The model is trained on a “garment paired” dataset of 17 million samples, where each sample consists of two images of the same garment in two different poses/body shapes. Additionally, it is trained on a “layflat paired” dataset of 1.8 million samples, where each sample consists of an image with a garment laid out on a flat surface and an image of a person wearing the garment.
Architecture
The UDiT network can be described as the following, where t is the diffusion timestep, zt is the noisy image corrupted from ground truth x0, and ^x0 is the predicted clean image at timestep t.

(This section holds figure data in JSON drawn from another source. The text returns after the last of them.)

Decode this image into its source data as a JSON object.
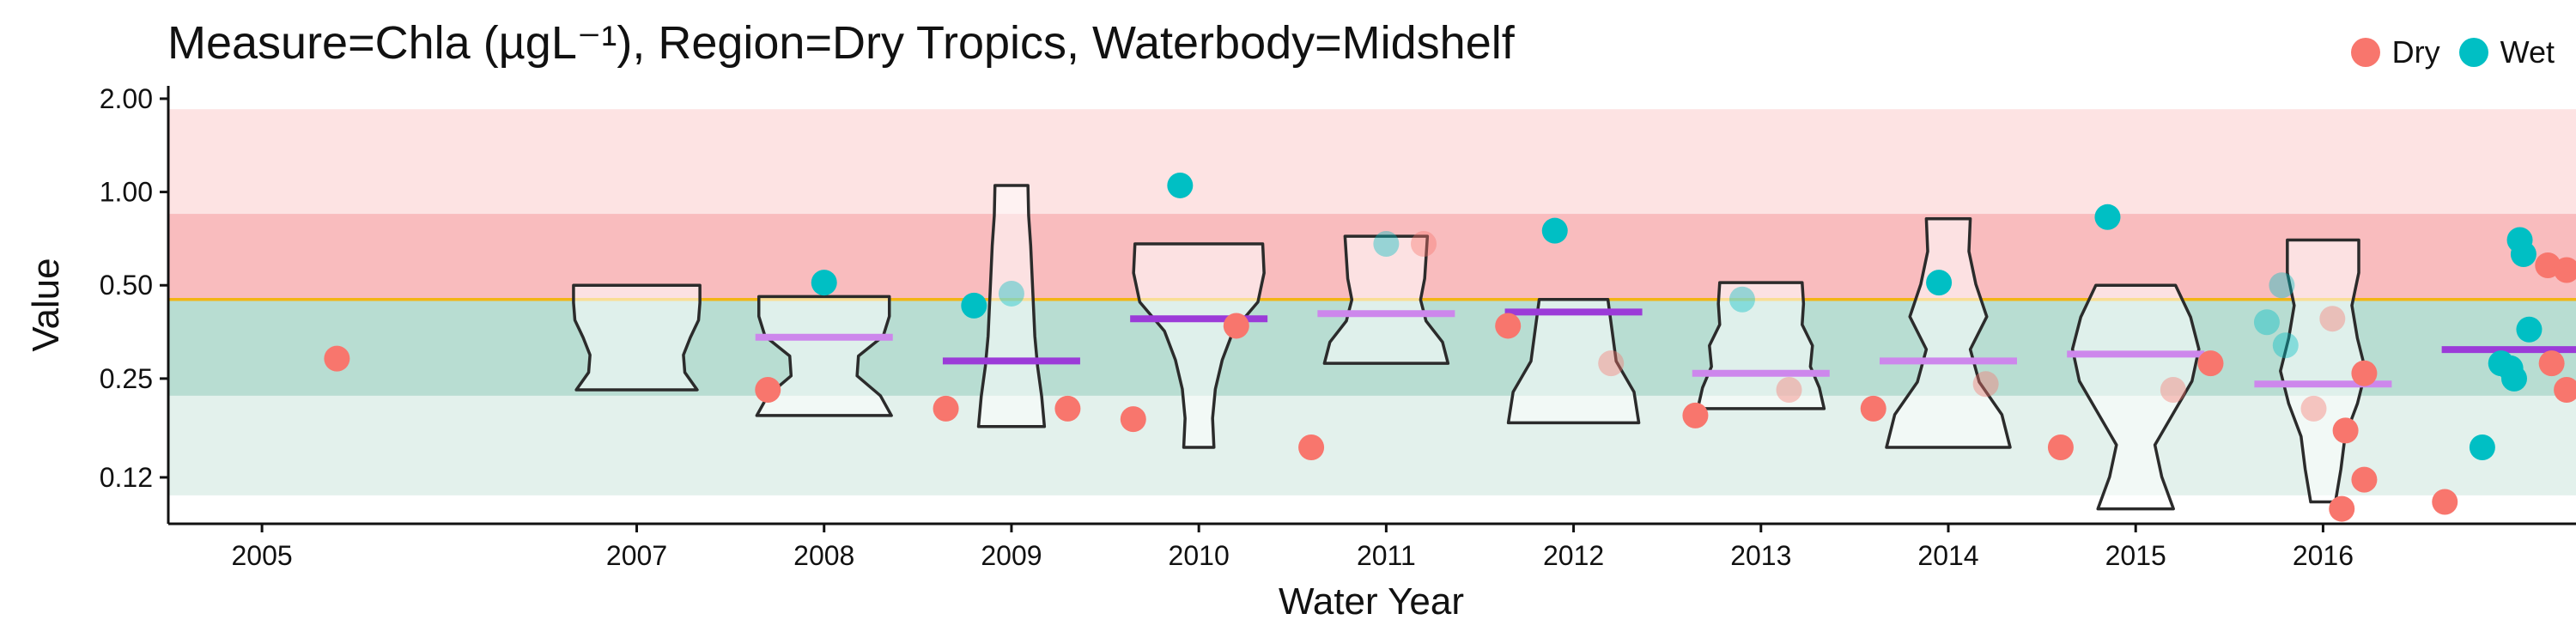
{
  "chart_data": {
    "type": "violin+scatter",
    "title": "Measure=Chla (µgL⁻¹), Region=Dry Tropics, Waterbody=Midshelf",
    "xlabel": "Water Year",
    "ylabel": "Value",
    "y_scale": "log",
    "ylim": [
      0.085,
      2.2
    ],
    "yticks": [
      0.12,
      0.25,
      0.5,
      1.0,
      2.0
    ],
    "ytick_labels": [
      "0.12",
      "0.25",
      "0.50",
      "1.00",
      "2.00"
    ],
    "xlim": [
      2004.5,
      2017.35
    ],
    "x_ticks": [
      2005,
      2007,
      2008,
      2009,
      2010,
      2011,
      2012,
      2013,
      2014,
      2015,
      2016
    ],
    "x_tick_labels": [
      "2005",
      "2007",
      "2008",
      "2009",
      "2010",
      "2011",
      "2012",
      "2013",
      "2014",
      "2015",
      "2016"
    ],
    "guideline": 0.45,
    "bands": [
      {
        "from": 0.85,
        "to": 1.85,
        "color": "#fde3e3"
      },
      {
        "from": 0.45,
        "to": 0.85,
        "color": "#f9bcbe"
      },
      {
        "from": 0.22,
        "to": 0.45,
        "color": "#b8ddd2"
      },
      {
        "from": 0.105,
        "to": 0.22,
        "color": "#e3f1ec"
      }
    ],
    "legend": {
      "position": "top-right",
      "entries": [
        {
          "name": "Dry",
          "color": "#f8766d"
        },
        {
          "name": "Wet",
          "color": "#00bfc4"
        }
      ]
    },
    "violins": [
      {
        "year": 2007,
        "min": 0.23,
        "max": 0.5,
        "profile": [
          0.88,
          0.7,
          0.68,
          0.78,
          0.9,
          0.92,
          0.92
        ]
      },
      {
        "year": 2008,
        "min": 0.19,
        "max": 0.46,
        "profile": [
          0.98,
          0.82,
          0.48,
          0.5,
          0.86,
          0.95,
          0.95
        ]
      },
      {
        "year": 2009,
        "min": 0.175,
        "max": 1.05,
        "profile": [
          0.48,
          0.44,
          0.38,
          0.34,
          0.32,
          0.3,
          0.28,
          0.25,
          0.24
        ]
      },
      {
        "year": 2010,
        "min": 0.15,
        "max": 0.68,
        "profile": [
          0.22,
          0.2,
          0.24,
          0.34,
          0.5,
          0.86,
          0.95,
          0.93
        ]
      },
      {
        "year": 2011,
        "min": 0.28,
        "max": 0.72,
        "profile": [
          0.9,
          0.82,
          0.58,
          0.5,
          0.56,
          0.58,
          0.6
        ]
      },
      {
        "year": 2012,
        "min": 0.18,
        "max": 0.45,
        "profile": [
          0.95,
          0.88,
          0.62,
          0.56,
          0.5
        ]
      },
      {
        "year": 2013,
        "min": 0.2,
        "max": 0.51,
        "profile": [
          0.92,
          0.85,
          0.72,
          0.75,
          0.6,
          0.62,
          0.6
        ]
      },
      {
        "year": 2014,
        "min": 0.15,
        "max": 0.82,
        "profile": [
          0.9,
          0.78,
          0.45,
          0.32,
          0.56,
          0.4,
          0.3,
          0.32
        ]
      },
      {
        "year": 2015,
        "min": 0.095,
        "max": 0.5,
        "profile": [
          0.55,
          0.38,
          0.28,
          0.55,
          0.82,
          0.92,
          0.8,
          0.58
        ]
      },
      {
        "year": 2016,
        "min": 0.1,
        "max": 0.7,
        "profile": [
          0.18,
          0.26,
          0.32,
          0.5,
          0.62,
          0.5,
          0.42,
          0.52,
          0.52
        ]
      }
    ],
    "medians": [
      {
        "year": 2008,
        "value": 0.34,
        "color": "#cd87ec"
      },
      {
        "year": 2009,
        "value": 0.285,
        "color": "#9b3bd8"
      },
      {
        "year": 2010,
        "value": 0.39,
        "color": "#9b3bd8"
      },
      {
        "year": 2011,
        "value": 0.405,
        "color": "#cd87ec"
      },
      {
        "year": 2012,
        "value": 0.41,
        "color": "#9b3bd8"
      },
      {
        "year": 2013,
        "value": 0.26,
        "color": "#cd87ec"
      },
      {
        "year": 2014,
        "value": 0.285,
        "color": "#cd87ec"
      },
      {
        "year": 2015,
        "value": 0.3,
        "color": "#cd87ec"
      },
      {
        "year": 2016,
        "value": 0.24,
        "color": "#cd87ec"
      },
      {
        "year": 2017,
        "value": 0.31,
        "color": "#9b3bd8"
      }
    ],
    "points": [
      {
        "x": 2005.4,
        "y": 0.29,
        "season": "Dry",
        "faded": false
      },
      {
        "x": 2007.7,
        "y": 0.23,
        "season": "Dry",
        "faded": false
      },
      {
        "x": 2008.0,
        "y": 0.51,
        "season": "Wet",
        "faded": false
      },
      {
        "x": 2008.65,
        "y": 0.2,
        "season": "Dry",
        "faded": false
      },
      {
        "x": 2008.8,
        "y": 0.43,
        "season": "Wet",
        "faded": false
      },
      {
        "x": 2009.0,
        "y": 0.47,
        "season": "Wet",
        "faded": true
      },
      {
        "x": 2009.3,
        "y": 0.2,
        "season": "Dry",
        "faded": false
      },
      {
        "x": 2009.65,
        "y": 0.185,
        "season": "Dry",
        "faded": false
      },
      {
        "x": 2009.9,
        "y": 1.05,
        "season": "Wet",
        "faded": false
      },
      {
        "x": 2010.2,
        "y": 0.37,
        "season": "Dry",
        "faded": false
      },
      {
        "x": 2010.6,
        "y": 0.15,
        "season": "Dry",
        "faded": false
      },
      {
        "x": 2011.0,
        "y": 0.68,
        "season": "Wet",
        "faded": true
      },
      {
        "x": 2011.2,
        "y": 0.68,
        "season": "Dry",
        "faded": true
      },
      {
        "x": 2011.65,
        "y": 0.37,
        "season": "Dry",
        "faded": false
      },
      {
        "x": 2011.9,
        "y": 0.75,
        "season": "Wet",
        "faded": false
      },
      {
        "x": 2012.2,
        "y": 0.28,
        "season": "Dry",
        "faded": true
      },
      {
        "x": 2012.65,
        "y": 0.19,
        "season": "Dry",
        "faded": false
      },
      {
        "x": 2012.9,
        "y": 0.45,
        "season": "Wet",
        "faded": true
      },
      {
        "x": 2013.15,
        "y": 0.23,
        "season": "Dry",
        "faded": true
      },
      {
        "x": 2013.6,
        "y": 0.2,
        "season": "Dry",
        "faded": false
      },
      {
        "x": 2013.95,
        "y": 0.51,
        "season": "Wet",
        "faded": false
      },
      {
        "x": 2014.2,
        "y": 0.24,
        "season": "Dry",
        "faded": true
      },
      {
        "x": 2014.6,
        "y": 0.15,
        "season": "Dry",
        "faded": false
      },
      {
        "x": 2014.85,
        "y": 0.83,
        "season": "Wet",
        "faded": false
      },
      {
        "x": 2015.2,
        "y": 0.23,
        "season": "Dry",
        "faded": true
      },
      {
        "x": 2015.4,
        "y": 0.28,
        "season": "Dry",
        "faded": false
      },
      {
        "x": 2015.7,
        "y": 0.38,
        "season": "Wet",
        "faded": true
      },
      {
        "x": 2015.78,
        "y": 0.5,
        "season": "Wet",
        "faded": true
      },
      {
        "x": 2015.8,
        "y": 0.32,
        "season": "Wet",
        "faded": true
      },
      {
        "x": 2015.95,
        "y": 0.2,
        "season": "Dry",
        "faded": true
      },
      {
        "x": 2016.05,
        "y": 0.39,
        "season": "Dry",
        "faded": true
      },
      {
        "x": 2016.12,
        "y": 0.17,
        "season": "Dry",
        "faded": false
      },
      {
        "x": 2016.22,
        "y": 0.26,
        "season": "Dry",
        "faded": false
      },
      {
        "x": 2016.1,
        "y": 0.095,
        "season": "Dry",
        "faded": false
      },
      {
        "x": 2016.22,
        "y": 0.118,
        "season": "Dry",
        "faded": false
      },
      {
        "x": 2016.65,
        "y": 0.1,
        "season": "Dry",
        "faded": false
      },
      {
        "x": 2016.85,
        "y": 0.15,
        "season": "Wet",
        "faded": false
      },
      {
        "x": 2016.95,
        "y": 0.28,
        "season": "Wet",
        "faded": false
      },
      {
        "x": 2017.0,
        "y": 0.27,
        "season": "Wet",
        "faded": false
      },
      {
        "x": 2017.02,
        "y": 0.25,
        "season": "Wet",
        "faded": false
      },
      {
        "x": 2017.1,
        "y": 0.36,
        "season": "Wet",
        "faded": false
      },
      {
        "x": 2017.05,
        "y": 0.7,
        "season": "Wet",
        "faded": false
      },
      {
        "x": 2017.07,
        "y": 0.63,
        "season": "Wet",
        "faded": false
      },
      {
        "x": 2017.2,
        "y": 0.58,
        "season": "Dry",
        "faded": false
      },
      {
        "x": 2017.3,
        "y": 0.56,
        "season": "Dry",
        "faded": false
      },
      {
        "x": 2017.22,
        "y": 0.28,
        "season": "Dry",
        "faded": false
      },
      {
        "x": 2017.3,
        "y": 0.23,
        "season": "Dry",
        "faded": false
      }
    ],
    "grid": false
  }
}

Fig 4. Description of the UDiT network [3].
The DiT blocks process the lower resolution feature maps for attention operations to learn, and the person image encodings are introduced in this stage. Below is a diagram of the architecture:
Fig 5. Diagram of model architecture [3].
Evaluation and Metrics
The model was compared with TryOnDiffusion and GP-VTON model on two test sets. M&M VTO outperformed these models in FID (frechet inception distance) and KID (Kernel Inception Distance). In a user study where 16 non-experts evaluated the results, experts preferred M&M VTO 78% of the time over TryOnDiffusion and 55% of the time over both GP-VTON and TryOnDiffusion.
Conclusion
MGD, FICE, and M&M VTO approach fashion image editing in three different ways, each achieving impressive results.
MGD uses a latent diffusion-based model with multimodal inputs (pose maps, textual descriptions, and sketches) to visualize garments on model images. The approach involves inpainting with pose and sketch conditioning, and the model is trained with classifier-free guidance. MGD outperforms competitors in realism and adherence to inputs.
FICE uses a GAN inversion-based model with CLIP for text-conditioned image editing. FICE preserves pose and image characteristics using semantic and image-level constraints. It produces realistic images but is less consistent than MGD, and is also limited by CLIP’s short maximum token length.
Finally, M&M VTO is a diffusion transformer that uses garment images and text prompts for high-resolution virtual try-ons. It allows for mixing and matching of multiple garments on models and preserves person identity by solely fine-tuning person features during post-processing. M&M VTO outperforms competitors in realism and user preferences.
Fashion designers may choose to use any of these models depending on their workflow and preferences. Computer vision is truly beginning to shape the future of fashion design!
References
[1] Baldrati, Alberto, et al. “Multimodal Garment Designer: Human-Centric Latent Diffusion Models for Fashion Image Editing.” Proceedings of the IEEE/CVF International Conference on Computer Vision. 2023.
[2] Pernuš, Martin, et al. “FICE: Text-Conditioned Fashion Image Editing With Guided GAN Inversion.” ArXiv abs/2301.02110 2023, http://arxiv.org/abs/2304.02051.
[3] Zhu, Luyang, et al. “M&M VTO: Multi-Garment Virtual Try-on and Editing.” ArXiv.org, 2024, arxiv.org/abs/2406.04542.